ISRO’s Polar Satellite Launch Vehicle (PSLV-C37) - a 320-tonne rocket - will launch all 104 satellites at one go around 9am into the sun-synchronous orbit, about 500km above the earth, on February 15, 2017, from the Satish Dhawan Space Centre in Sriharikota in Andhra Pradesh.
   
Of the total earth-observation 104 satellites - three are Indian, 88 are from the US and the remaining are from Israel, Kazakhstan, the Netherlands, Switzerland and the United Arab Emirates.
   
The three Indian satellites are Cartosat-2 series (weighing 650 kg as primary payload) and two nano-satellites called INS-IA and INS-1B (weighing 15 kg each).
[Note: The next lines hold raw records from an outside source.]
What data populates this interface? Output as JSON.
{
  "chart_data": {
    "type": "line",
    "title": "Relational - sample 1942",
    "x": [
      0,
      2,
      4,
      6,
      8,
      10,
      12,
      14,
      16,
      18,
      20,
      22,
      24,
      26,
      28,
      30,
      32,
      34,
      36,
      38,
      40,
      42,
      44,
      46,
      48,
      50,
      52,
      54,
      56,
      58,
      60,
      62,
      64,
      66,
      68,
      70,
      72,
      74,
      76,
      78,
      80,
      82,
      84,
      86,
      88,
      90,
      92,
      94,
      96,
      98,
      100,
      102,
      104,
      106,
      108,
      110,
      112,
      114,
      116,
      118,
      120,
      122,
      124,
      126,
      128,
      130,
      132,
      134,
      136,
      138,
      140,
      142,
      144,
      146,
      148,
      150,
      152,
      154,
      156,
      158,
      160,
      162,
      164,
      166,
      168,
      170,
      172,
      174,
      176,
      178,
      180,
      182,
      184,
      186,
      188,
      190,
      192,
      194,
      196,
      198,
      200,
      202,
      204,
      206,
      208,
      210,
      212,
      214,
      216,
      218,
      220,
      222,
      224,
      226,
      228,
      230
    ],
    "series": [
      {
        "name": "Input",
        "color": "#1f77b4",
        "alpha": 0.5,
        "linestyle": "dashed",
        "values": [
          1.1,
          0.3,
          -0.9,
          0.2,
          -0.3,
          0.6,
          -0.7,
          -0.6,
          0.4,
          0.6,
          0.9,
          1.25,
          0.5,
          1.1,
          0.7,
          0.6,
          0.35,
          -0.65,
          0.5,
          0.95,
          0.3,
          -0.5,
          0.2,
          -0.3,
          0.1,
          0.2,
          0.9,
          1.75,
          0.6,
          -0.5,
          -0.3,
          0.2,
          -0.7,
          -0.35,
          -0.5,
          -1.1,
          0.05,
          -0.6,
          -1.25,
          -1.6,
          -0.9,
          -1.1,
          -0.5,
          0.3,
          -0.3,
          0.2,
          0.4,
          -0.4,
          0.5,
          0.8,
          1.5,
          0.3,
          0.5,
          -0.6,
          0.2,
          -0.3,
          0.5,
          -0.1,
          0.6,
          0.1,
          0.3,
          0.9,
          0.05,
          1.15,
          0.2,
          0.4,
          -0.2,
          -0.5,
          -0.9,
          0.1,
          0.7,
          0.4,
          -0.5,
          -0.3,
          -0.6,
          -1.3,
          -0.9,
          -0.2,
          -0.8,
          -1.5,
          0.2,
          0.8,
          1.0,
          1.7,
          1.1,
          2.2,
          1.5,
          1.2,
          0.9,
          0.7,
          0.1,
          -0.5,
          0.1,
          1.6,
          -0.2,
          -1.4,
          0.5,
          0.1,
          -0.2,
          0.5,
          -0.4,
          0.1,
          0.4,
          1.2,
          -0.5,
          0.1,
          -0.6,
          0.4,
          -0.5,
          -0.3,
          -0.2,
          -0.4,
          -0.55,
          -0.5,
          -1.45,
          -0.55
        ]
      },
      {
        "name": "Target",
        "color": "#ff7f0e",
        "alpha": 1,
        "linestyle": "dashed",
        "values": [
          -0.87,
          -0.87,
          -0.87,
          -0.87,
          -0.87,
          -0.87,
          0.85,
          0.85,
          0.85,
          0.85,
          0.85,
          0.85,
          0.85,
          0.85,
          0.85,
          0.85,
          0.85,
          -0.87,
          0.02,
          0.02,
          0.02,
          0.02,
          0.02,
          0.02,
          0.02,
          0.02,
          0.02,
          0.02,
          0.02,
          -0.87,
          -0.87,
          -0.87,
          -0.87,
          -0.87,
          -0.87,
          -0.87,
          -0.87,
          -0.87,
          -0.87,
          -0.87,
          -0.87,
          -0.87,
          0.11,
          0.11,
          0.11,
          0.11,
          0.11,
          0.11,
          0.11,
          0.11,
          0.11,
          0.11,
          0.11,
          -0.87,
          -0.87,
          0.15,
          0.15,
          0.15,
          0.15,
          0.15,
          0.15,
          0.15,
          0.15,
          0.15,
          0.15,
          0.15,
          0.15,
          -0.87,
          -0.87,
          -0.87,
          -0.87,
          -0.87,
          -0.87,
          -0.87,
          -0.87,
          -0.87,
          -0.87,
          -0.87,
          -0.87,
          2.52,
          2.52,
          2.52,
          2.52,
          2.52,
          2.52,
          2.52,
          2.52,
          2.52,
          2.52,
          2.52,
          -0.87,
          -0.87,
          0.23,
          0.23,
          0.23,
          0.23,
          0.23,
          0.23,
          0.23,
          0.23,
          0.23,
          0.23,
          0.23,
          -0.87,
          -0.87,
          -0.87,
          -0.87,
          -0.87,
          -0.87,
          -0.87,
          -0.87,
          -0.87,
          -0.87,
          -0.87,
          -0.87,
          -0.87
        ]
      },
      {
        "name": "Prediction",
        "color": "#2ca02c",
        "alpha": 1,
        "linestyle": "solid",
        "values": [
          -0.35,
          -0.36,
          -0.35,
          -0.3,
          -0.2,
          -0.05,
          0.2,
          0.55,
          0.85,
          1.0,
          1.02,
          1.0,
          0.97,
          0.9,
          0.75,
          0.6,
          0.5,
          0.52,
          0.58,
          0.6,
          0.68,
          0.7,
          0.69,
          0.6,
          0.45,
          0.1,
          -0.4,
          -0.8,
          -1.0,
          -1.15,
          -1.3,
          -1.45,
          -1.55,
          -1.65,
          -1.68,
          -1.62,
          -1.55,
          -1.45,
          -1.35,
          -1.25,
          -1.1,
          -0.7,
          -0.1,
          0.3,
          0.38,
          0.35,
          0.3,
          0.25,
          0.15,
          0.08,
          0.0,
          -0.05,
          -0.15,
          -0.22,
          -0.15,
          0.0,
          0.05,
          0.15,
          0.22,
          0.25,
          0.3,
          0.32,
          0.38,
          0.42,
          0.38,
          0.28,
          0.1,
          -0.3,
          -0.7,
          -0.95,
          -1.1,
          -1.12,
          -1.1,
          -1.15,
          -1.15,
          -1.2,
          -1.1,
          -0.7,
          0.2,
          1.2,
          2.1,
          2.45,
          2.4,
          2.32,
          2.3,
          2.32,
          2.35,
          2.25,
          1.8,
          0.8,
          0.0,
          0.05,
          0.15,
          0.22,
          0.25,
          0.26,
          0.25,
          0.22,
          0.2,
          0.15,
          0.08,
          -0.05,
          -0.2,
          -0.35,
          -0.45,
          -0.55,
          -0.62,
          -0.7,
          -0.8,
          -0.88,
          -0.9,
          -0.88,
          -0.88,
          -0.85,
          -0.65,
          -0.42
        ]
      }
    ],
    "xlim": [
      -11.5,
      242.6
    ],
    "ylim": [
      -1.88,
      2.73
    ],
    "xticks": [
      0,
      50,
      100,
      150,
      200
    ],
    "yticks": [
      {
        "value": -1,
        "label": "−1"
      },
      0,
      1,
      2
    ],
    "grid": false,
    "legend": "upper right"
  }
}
ISRO says the payloads will totally weigh around 1,500kg.
   
If successful, ISRO will be the first space agency to launch such a large number of satellites, surpassing the 37 satellites launch record set in June 2014 by Russia and 29 satellites launched by NASA in 2013. Last year in June, ISRO’s PSLV set national record by launching 20 satellites in a single mission.

As of December 2016, ISRO’s PSLV has made 39 launches, with 37 successfully reaching their planned orbits, one outright failure and one partial failure, yielding a success rate of 95% (or 97% including the partial failure).

Some notable payloads launched by PSLV include India’s first lunar probe Chandrayaan-1, Mangalyaan (Mars orbiter) - India’s first interplanetary mission,- Astrosat, which is country’s first space observatory.